Ce sont eux qui, vivant dans un confort difficilement imaginable pour le commun des mortels, reprochent aux mères et aux pères recevant l’Allocation de rentrée scolaire – avec un plafond de ressources correspondant à quatre tiers de SMIC – de “se faire plaisir”, car c’est bien connu, on n’a le droit de se faire plaisir que lorsqu’on a le mérite d’appartenir à la grande bourgeoisie.

Ce sont eux qui, à leur gigantesque patrimoine, se voient octroyer des milliards d’euros d’argent public pour leurs œuvres de prétendue bienfaisance, pour l’organisation de galas de charité, l’inauguration d’ailes de musée à leurs noms ou le sauvetage d’une cathédrale.

Mais comprenez, c’est une aberration à leurs yeux de voir ces quelques centaines d’euros servir à acheter “autre chose” que des fournitures scolaires.

“Autre chose” ? Des écrans plats, des super-robots-cuiseurs, des berlines allemandes, des tableaux de maîtres et des jets privés ?

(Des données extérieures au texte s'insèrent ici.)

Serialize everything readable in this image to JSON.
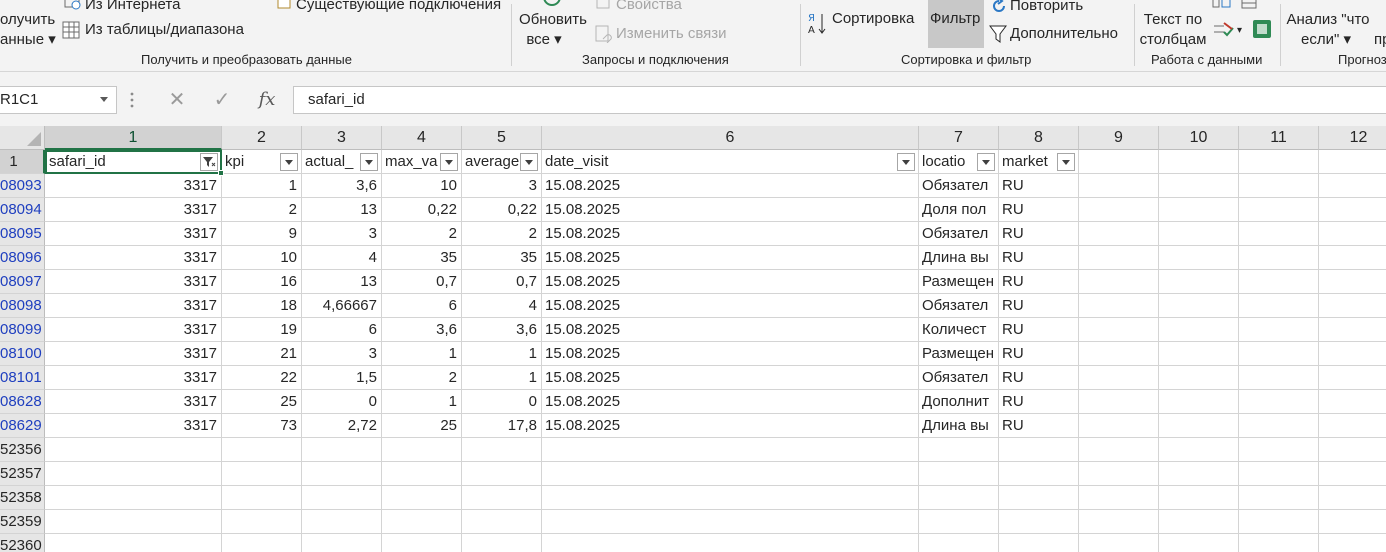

“Autre chose” s’avère plutôt des vêtements (de marque ! hérésie !) pour les enfants, des tablettes ou des petits ordinateurs pour les enfants, des soins de qualité pour les enfants, de la meilleure nourriture pour les enfants, des produits culturels pour les enfants, des jouets et des jeux pour les enfants, en somme tout l’environnement qui évite, autant que faire se peut, aux plus pauvres d’être pointés du doigt dans la cour d’école parce que dépourvus de ce qui fait un tout jeune être social en 2021.

Est-ce pour autant suffisant ? Vue la ségrégation sociale qui s’opère dès les premières années, se poursuit dans la vie et se reproduit de générations en générations, l’ARS demeure un pansement sur une jambe de bois. Mais c’est le pansement qui permet de maintenir autant que faire se peut l’intégrité de cette jambe de bois pour éviter de chuter littéralement dans la misère économique et sociale.

Est-ce pour autant souhaitable ? Verser une somme monétaire relativement conséquente afin d’être solvable sur le marché, d’alimenter par la consommation les grandes marques, les grands distributeurs et leurs actionnaires, ne correspond pas exactement à un grand progrès populaire dans la bataille pour le partage des richesses.

A cet égard, il est judicieux de constater que la collectivité et les familles gagneraient à voir les fournitures scolaires effectivement fournies par l’école à chaque élève, et pour tous les adolescents scolarisés dans le secondaire, l’attribution d’un ordinateur et d’une clé 4G afin d’être autonome aussi bien pour les devoirs à la maison que pour le télé-enseignement dont on sait l’importance aujourd’hui.

Mais est-ce pour autant condamnable ? Que des parents fassent plaisir à leurs enfants et se fassent plaisir, par la joie contagieuse de ces derniers, est infiniment plus humain que le fait de déverser sa bile sur l’utilisation de cette allocation, précieuse dans une époque propice à l’appauvrissement de la majorité des travailleurs et de leurs gamins.